ROYGBIV or Roy G. Biv is an acronym for the sequence of hues commonly described as making up a rainbow: red, orange, yellow, green, blue, indigo and violet. The initialism is sometimes referred to in reverse order, as VIBGYOR.
In Classical Antiquity, Aristotle claimed there was a scale of seven basic colors.[1] In the Renaissance, several artists tried to establish a new sequence of up to seven primary colors from which all other colors could be mixed. In line with this artistic tradition, Sir Isaac Newton divided his color circle, which he constructed to explain additive color mixing, into seven colors.[2] His color sequence including the tertiary color indigo is kept alive today by the Roy G. Biv mnemonic.
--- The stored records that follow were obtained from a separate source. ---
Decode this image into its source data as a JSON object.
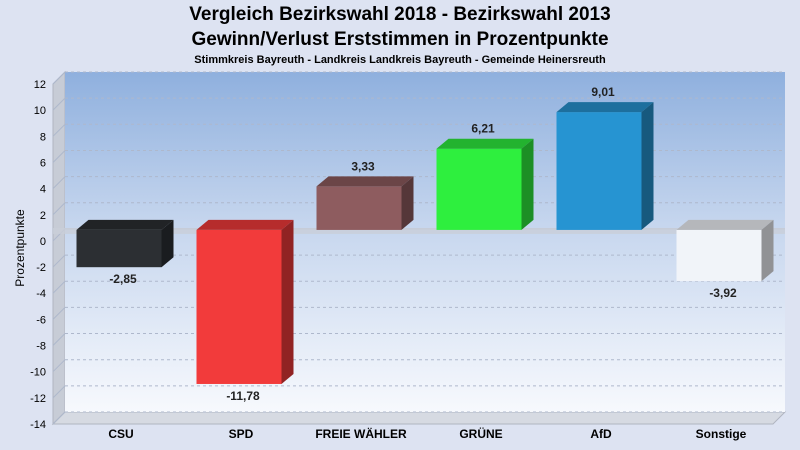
{
  "title": "Vergleich Bezirkswahl 2018 - Bezirkswahl 2013",
  "subtitle_line2": "Gewinn/Verlust Erststimmen in Prozentpunkte",
  "subtitle_line3": "Stimmkreis Bayreuth - Landkreis Landkreis Bayreuth - Gemeinde Heinersreuth",
  "chart_data": {
    "type": "bar",
    "categories": [
      "CSU",
      "SPD",
      "FREIE WÄHLER",
      "GRÜNE",
      "AfD",
      "Sonstige"
    ],
    "values": [
      -2.85,
      -11.78,
      3.33,
      6.21,
      9.01,
      -3.92
    ],
    "value_labels": [
      "-2,85",
      "-11,78",
      "3,33",
      "6,21",
      "9,01",
      "-3,92"
    ],
    "colors": [
      "#2c2f33",
      "#f23b3b",
      "#8e5c5f",
      "#2eef3e",
      "#2694d2",
      "#f1f4f9"
    ],
    "ylabel": "Prozentpunkte",
    "ylim": [
      -14,
      12
    ],
    "yticks": [
      12,
      10,
      8,
      6,
      4,
      2,
      0,
      -2,
      -4,
      -6,
      -8,
      -10,
      -12,
      -14
    ],
    "grid": true
  }
}
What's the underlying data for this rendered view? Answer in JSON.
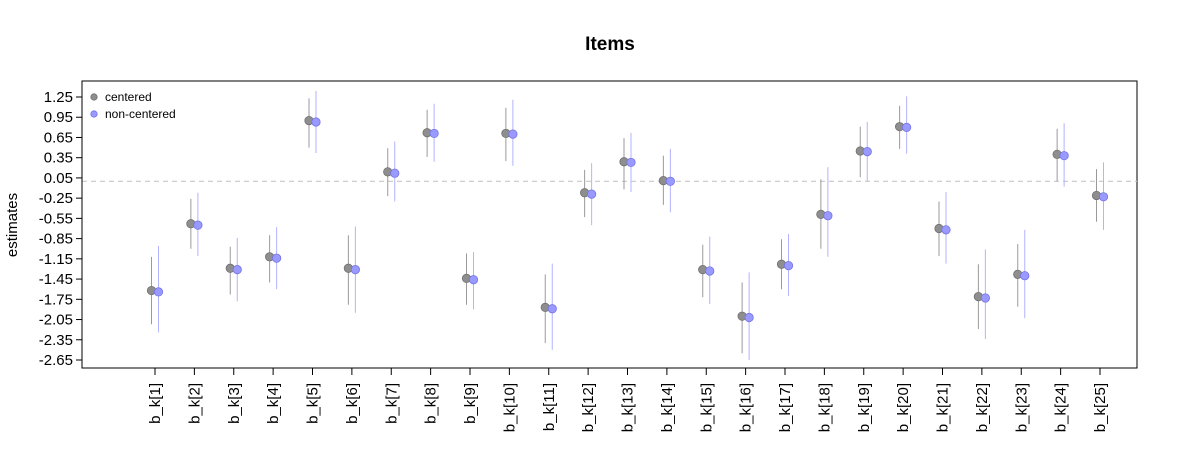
{
  "chart_data": {
    "type": "scatter",
    "title": "Items",
    "xlabel": "",
    "ylabel": "estimates",
    "ylim": [
      -2.65,
      1.25
    ],
    "yticks": [
      "1.25",
      "0.95",
      "0.65",
      "0.35",
      "0.05",
      "-0.25",
      "-0.55",
      "-0.85",
      "-1.15",
      "-1.45",
      "-1.75",
      "-2.05",
      "-2.35",
      "-2.65"
    ],
    "reference_line": 0,
    "grid": false,
    "legend_position": "top-left",
    "categories": [
      "b_k[1]",
      "b_k[2]",
      "b_k[3]",
      "b_k[4]",
      "b_k[5]",
      "b_k[6]",
      "b_k[7]",
      "b_k[8]",
      "b_k[9]",
      "b_k[10]",
      "b_k[11]",
      "b_k[12]",
      "b_k[13]",
      "b_k[14]",
      "b_k[15]",
      "b_k[16]",
      "b_k[17]",
      "b_k[18]",
      "b_k[19]",
      "b_k[20]",
      "b_k[21]",
      "b_k[22]",
      "b_k[23]",
      "b_k[24]",
      "b_k[25]"
    ],
    "series": [
      {
        "name": "centered",
        "color": "#8c8c8c",
        "values": [
          -1.62,
          -0.63,
          -1.29,
          -1.12,
          0.9,
          -1.29,
          0.14,
          0.72,
          -1.44,
          0.71,
          -1.87,
          -0.17,
          0.29,
          0.01,
          -1.31,
          -2.0,
          -1.23,
          -0.49,
          0.45,
          0.81,
          -0.7,
          -1.71,
          -1.38,
          0.4,
          -0.21
        ],
        "lower": [
          -2.12,
          -1.0,
          -1.68,
          -1.5,
          0.5,
          -1.83,
          -0.22,
          0.36,
          -1.83,
          0.3,
          -2.4,
          -0.53,
          -0.12,
          -0.35,
          -1.72,
          -2.55,
          -1.6,
          -1.0,
          0.06,
          0.48,
          -1.11,
          -2.19,
          -1.86,
          0.0,
          -0.6
        ],
        "upper": [
          -1.12,
          -0.26,
          -0.97,
          -0.8,
          1.23,
          -0.8,
          0.49,
          1.06,
          -1.07,
          1.09,
          -1.38,
          0.17,
          0.64,
          0.38,
          -0.94,
          -1.5,
          -0.86,
          0.03,
          0.81,
          1.12,
          -0.3,
          -1.23,
          -0.93,
          0.78,
          0.18
        ]
      },
      {
        "name": "non-centered",
        "color": "#7b7bff",
        "values": [
          -1.64,
          -0.65,
          -1.31,
          -1.14,
          0.88,
          -1.31,
          0.12,
          0.71,
          -1.46,
          0.7,
          -1.89,
          -0.19,
          0.28,
          0.0,
          -1.33,
          -2.02,
          -1.25,
          -0.51,
          0.44,
          0.8,
          -0.72,
          -1.73,
          -1.4,
          0.38,
          -0.23
        ],
        "lower": [
          -2.24,
          -1.11,
          -1.78,
          -1.6,
          0.42,
          -1.95,
          -0.3,
          0.29,
          -1.9,
          0.23,
          -2.5,
          -0.65,
          -0.16,
          -0.46,
          -1.82,
          -2.65,
          -1.7,
          -1.12,
          0.0,
          0.41,
          -1.22,
          -2.34,
          -2.03,
          -0.08,
          -0.72
        ],
        "upper": [
          -0.96,
          -0.17,
          -0.84,
          -0.68,
          1.34,
          -0.67,
          0.59,
          1.15,
          -1.05,
          1.21,
          -1.22,
          0.27,
          0.72,
          0.48,
          -0.82,
          -1.35,
          -0.78,
          0.21,
          0.88,
          1.26,
          -0.16,
          -1.01,
          -0.72,
          0.86,
          0.28
        ]
      }
    ]
  }
}
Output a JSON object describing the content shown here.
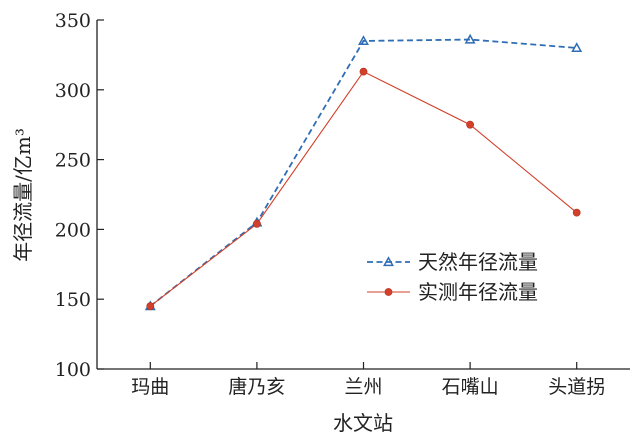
{
  "chart_data": {
    "type": "line",
    "title": "",
    "xlabel": "水文站",
    "ylabel": "年径流量/亿m³",
    "categories": [
      "玛曲",
      "唐乃亥",
      "兰州",
      "石嘴山",
      "头道拐"
    ],
    "ylim": [
      100,
      350
    ],
    "yticks": [
      100,
      150,
      200,
      250,
      300,
      350
    ],
    "grid": false,
    "legend_position": "middle-right",
    "series": [
      {
        "name": "天然年径流量",
        "values": [
          145,
          205,
          335,
          336,
          330
        ],
        "color": "#2f6db5",
        "line_style": "dashed",
        "marker": "triangle"
      },
      {
        "name": "实测年径流量",
        "values": [
          145,
          204,
          313,
          275,
          212
        ],
        "color": "#d2402a",
        "line_style": "solid",
        "marker": "circle"
      }
    ]
  }
}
Originally he used only five colors, but later he added orange and indigo to match the number of musical notes in the major scale.[3][4]
The Munsell color system, the first formal color notation system (1905), names only five "principal hues": red, yellow, green, blue, and purple.[5]
Another traditional mnemonic device has been to turn the initial letters of seven spectral colors into a sentence. In Britain the most common is "Richard Of York Gave Battle In Vain." The mnemonic is said to refer to the defeat and death of Richard, Duke of York at the Battle of Wakefield in 1460.[6]